Python Multiprocessing

Introduction

When your Python program needs to perform multiple tasks simultaneously or leverage multiple CPU cores for better performance, the multiprocessing module comes to the rescue. Unlike threading, which is limited by Python's Global Interpreter Lock (GIL), multiprocessing allows you to bypass this limitation by creating separate Python processes that can run truly in parallel.

In this tutorial, we'll explore how to use Python's multiprocessing module to distribute workloads across multiple CPU cores, significantly improving performance for CPU-bound tasks.

Understanding Multiprocessing Basics

Multiprocessing is a technique that allows your program to create multiple processes, each running independently with its own Python interpreter and memory space. This approach enables true parallel execution across multiple CPU cores.

When to Use Multiprocessing

Multiprocessing is particularly effective for:

CPU-bound tasks: Calculations, data processing, and other operations that heavily use the CPU
Tasks that need to utilize multiple CPU cores
Operations that can be split into independent parts

Multiprocessing vs. Threading

Before diving deeper, it's important to understand the key difference:

Threading: Multiple threads share the same memory space but are limited by the GIL, making them ideal for I/O-bound tasks
Multiprocessing: Multiple processes with separate memory spaces that can run truly in parallel, ideal for CPU-bound tasks

Getting Started with Multiprocessing

Let's start with a basic example of how to create and run a process:

import multiprocessing
import time

def process_function():
    print(f"Process ID: {multiprocessing.current_process().pid}")
    print("Process running...")
    time.sleep(2)
    print("Process completed.")

if __name__ == "__main__":
    # Create a process
    process = multiprocessing.Process(target=process_function)
    
    # Start the process
    print("Starting the process...")
    process.start()
    
    # Wait for the process to complete
    process.join()
    
    print("Main program continues...")

Output:

Starting the process...
Process ID: 14582
Process running...
Process completed.
Main program continues...

In this example:

We import the multiprocessing module
Define a function process_function that will run in a separate process
Create a Process object with our function as the target
Start the process using start()
Wait for it to finish using join()

The `if name == "main"` Guard

You might notice the if __name__ == "__main__": statement in our code. This is crucial when using multiprocessing in Python. It prevents recursive process creation when the script is imported or when the child processes import the module.

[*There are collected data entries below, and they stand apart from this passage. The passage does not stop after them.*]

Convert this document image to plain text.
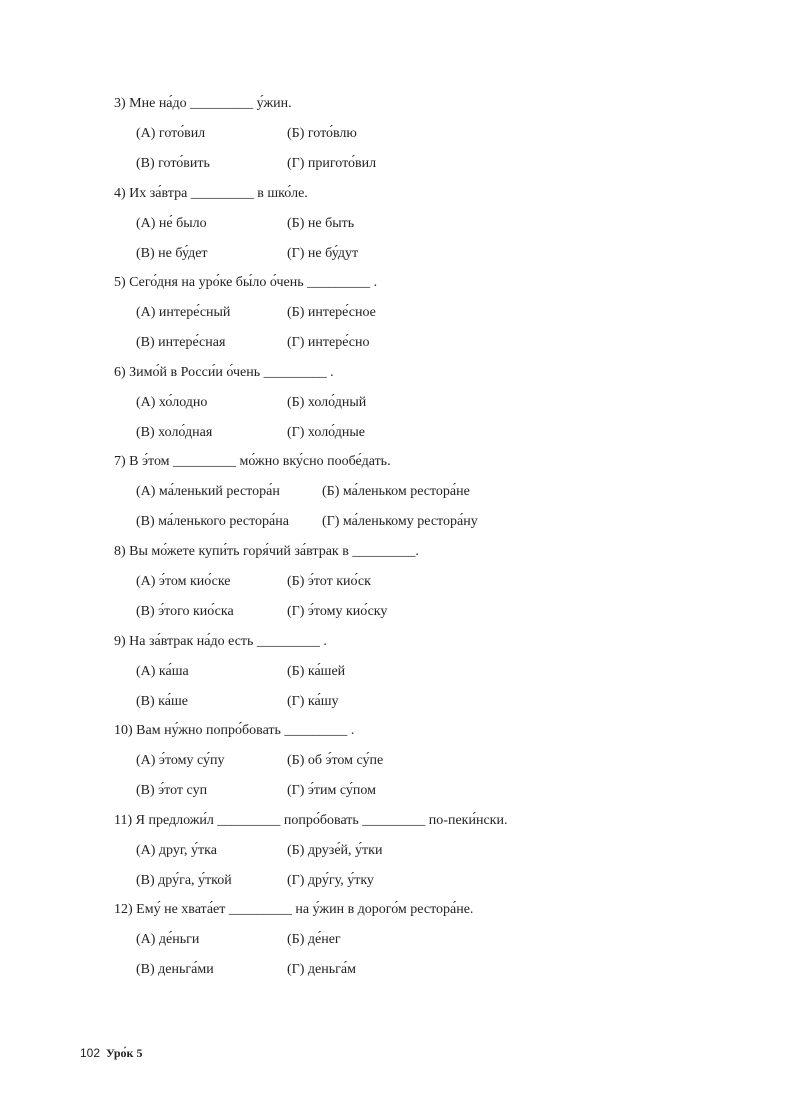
3) Мне на́до _________ у́жин.
(А) гото́вил	(Б) гото́влю
(В) гото́вить	(Г) пригото́вил
4) Их за́втра _________ в шко́ле.
(А) не́ было	(Б) не быть
(В) не бу́дет	(Г) не бу́дут
5) Сего́дня на уро́ке бы́ло о́чень _________ .
(А) интере́сный	(Б) интере́сное
(В) интере́сная	(Г) интере́сно
6) Зимо́й в Росси́и о́чень _________ .
(А) хо́лодно	(Б) холо́дный
(В) холо́дная	(Г) холо́дные
7) В э́том _________ мо́жно вку́сно пообе́дать.
(А) ма́ленький рестора́н	(Б) ма́леньком рестора́не
(В) ма́ленького рестора́на (Г) ма́ленькому рестора́ну
8) Вы мо́жете купи́ть горя́чий за́втрак в _________.
(А) э́том кио́ске	(Б) э́тот кио́ск
(В) э́того кио́ска	(Г) э́тому кио́ску
9) На за́втрак на́до есть _________ .
(А) ка́ша	(Б) ка́шей
(В) ка́ше	(Г) ка́шу
10) Вам ну́жно попро́бовать _________ .
(А) э́тому су́пу	(Б) об э́том су́пе
(В) э́тот суп	(Г) э́тим су́пом
11) Я предложи́л _________ попро́бовать _________ по-пеки́нски.
(А) друг, у́тка	(Б) друзе́й, у́тки
(В) дру́га, у́ткой	(Г) дру́гу, у́тку
12) Ему́ не хвата́ет _________ на у́жин в дорого́м рестора́не.
(А) де́ньги	(Б) де́нег
(В) деньга́ми	(Г) деньга́м
102 Уро́к 5
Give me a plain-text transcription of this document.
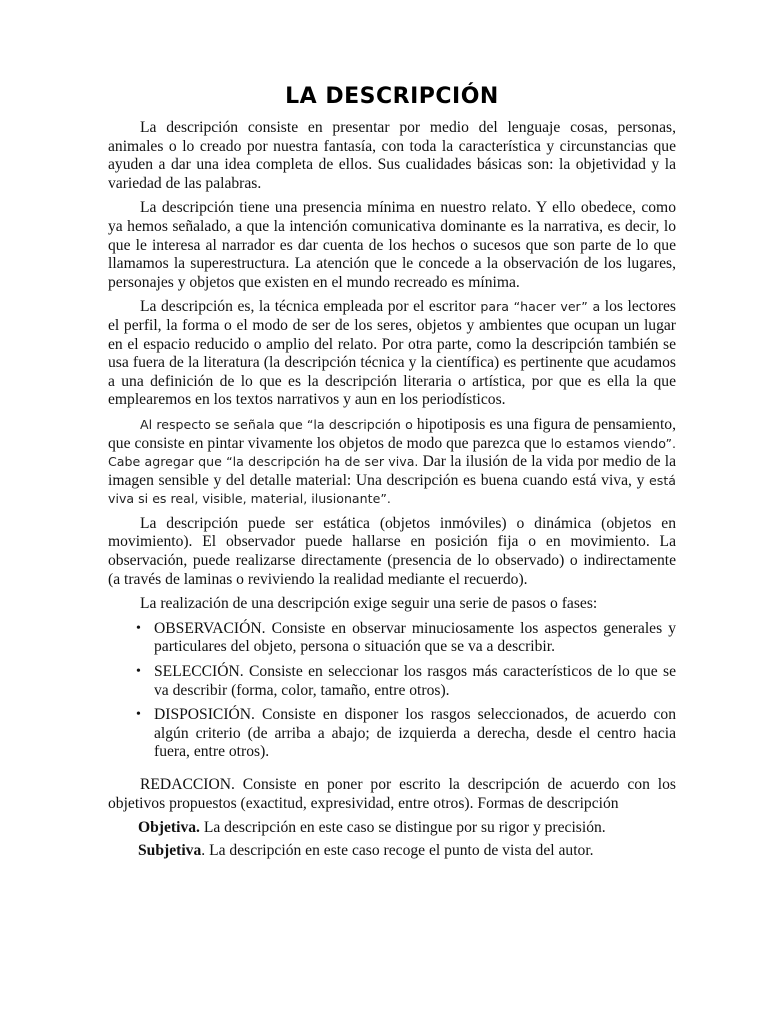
LA DESCRIPCIÓN

La descripción consiste en presentar por medio del lenguaje cosas, personas, animales o lo creado por nuestra fantasía, con toda la característica y circunstancias que ayuden a dar una idea completa de ellos. Sus cualidades básicas son: la objetividad y la variedad de las palabras.

La descripción tiene una presencia mínima en nuestro relato. Y ello obedece, como ya hemos señalado, a que la intención comunicativa dominante es la narrativa, es decir, lo que le interesa al narrador es dar cuenta de los hechos o sucesos que son parte de lo que llamamos la superestructura. La atención que le concede a la observación de los lugares, personajes y objetos que existen en el mundo recreado es mínima.

La descripción es, la técnica empleada por el escritor para “hacer ver” a los lectores el perfil, la forma o el modo de ser de los seres, objetos y ambientes que ocupan un lugar en el espacio reducido o amplio del relato. Por otra parte, como la descripción también se usa fuera de la literatura (la descripción técnica y la científica) es pertinente que acudamos a una definición de lo que es la descripción literaria o artística, por que es ella la que emplearemos en los textos narrativos y aun en los periodísticos.

Al respecto se señala que “la descripción o hipotiposis es una figura de pensamiento, que consiste en pintar vivamente los objetos de modo que parezca que lo estamos viendo”. Cabe agregar que “la descripción ha de ser viva. Dar la ilusión de la vida por medio de la imagen sensible y del detalle material: Una descripción es buena cuando está viva, y está viva si es real, visible, material, ilusionante”.

La descripción puede ser estática (objetos inmóviles) o dinámica (objetos en movimiento). El observador puede hallarse en posición fija o en movimiento. La observación, puede realizarse directamente (presencia de lo observado) o indirectamente (a través de laminas o reviviendo la realidad mediante el recuerdo).

La realización de una descripción exige seguir una serie de pasos o fases:

• OBSERVACIÓN. Consiste en observar minuciosamente los aspectos generales y particulares del objeto, persona o situación que se va a describir.
• SELECCIÓN. Consiste en seleccionar los rasgos más característicos de lo que se va describir (forma, color, tamaño, entre otros).
• DISPOSICIÓN. Consiste en disponer los rasgos seleccionados, de acuerdo con algún criterio (de arriba a abajo; de izquierda a derecha, desde el centro hacia fuera, entre otros).

REDACCION. Consiste en poner por escrito la descripción de acuerdo con los objetivos propuestos (exactitud, expresividad, entre otros). Formas de descripción

Objetiva. La descripción en este caso se distingue por su rigor y precisión.

Subjetiva. La descripción en este caso recoge el punto de vista del autor.
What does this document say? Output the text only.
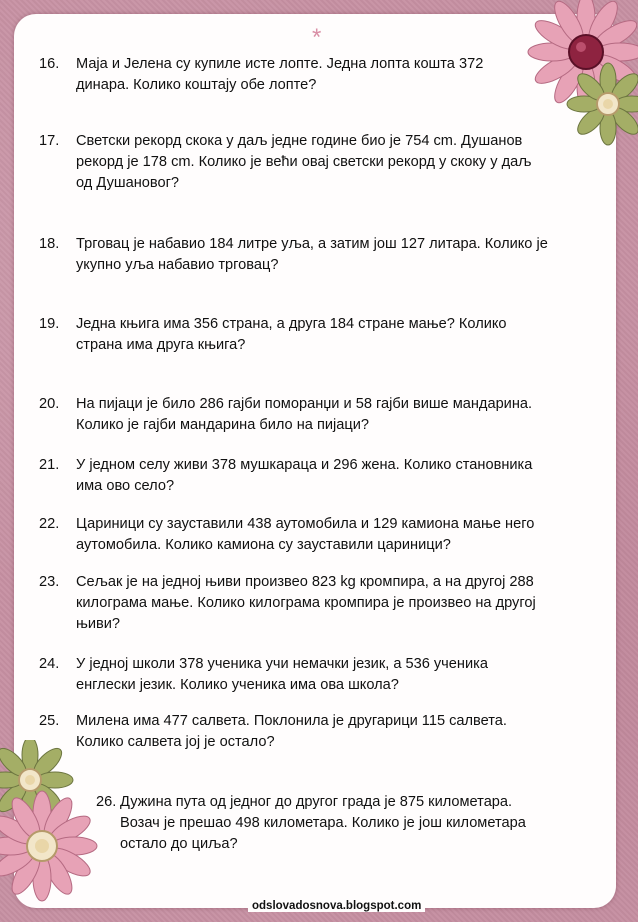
*
16.	Маја и Јелена су купиле исте лопте. Једна лопта кошта 372
динара. Колико коштају обе лопте?
17.	Светски рекорд скока у даљ једне године био је 754 cm. Душанов
рекорд је 178 cm. Колико је већи овај светски рекорд у скоку у даљ
од Душановог?
18.	Трговац је набавио 184 литре уља, а затим још 127 литара. Колико је
укупно уља набавио трговац?
19.	Једна књига има 356 страна, а друга 184 стране мање? Колико
страна има друга књига?
20.	На пијаци је било 286 гајби поморанџи и 58 гајби више мандарина.
Колико је гајби мандарина било на пијаци?
21.	У једном селу живи 378 мушкараца и 296 жена. Колико становника
има ово село?
22.	Цариници су зауставили 438 аутомобила и 129 камиона мање него
аутомобила. Колико камиона су зауставили цариници?
23.	Сељак је на једној њиви произвео 823 kg кромпира, а на другој 288
килограма мање. Колико килограма кромпира је произвео на другој
њиви?
24.	У једној школи 378 ученика учи немачки језик, а 536 ученика
енглески језик. Колико ученика има ова школа?
25.	Милена има 477 салвета. Поклонила је другарици 115 салвета.
Колико салвета јој је остало?
26. Дужина пута од једног до другог града је 875 километара.
Возач је прешао 498 километара. Колико је још километара
остало до циља?
odslovadosnova.blogspot.com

Processing Multiple Items with Pool

For most practical scenarios, you'll want to process multiple items in parallel. The Pool class provides a convenient way to do this:

import multiprocessing
import time

def process_item(item):
    print(f"Processing {item} in process {multiprocessing.current_process().pid}")
    time.sleep(1)  # Simulate processing time
    return item * 2

if __name__ == "__main__":
    items = [1, 2, 3, 4, 5, 6, 7, 8]
    
    # Time the sequential execution
    start_time = time.time()
    sequential_result = [process_item(item) for item in items]
    sequential_time = time.time() - start_time
    
    # Time the parallel execution
    start_time = time.time()
    with multiprocessing.Pool() as pool:
        parallel_result = pool.map(process_item, items)
    parallel_time = time.time() - start_time
    
    print(f"Sequential result: {sequential_result}")
    print(f"Parallel result: {parallel_result}")
    print(f"Sequential execution time: {sequential_time:.2f} seconds")
    print(f"Parallel execution time: {parallel_time:.2f} seconds")
    print(f"Speedup: {sequential_time / parallel_time:.2f}x")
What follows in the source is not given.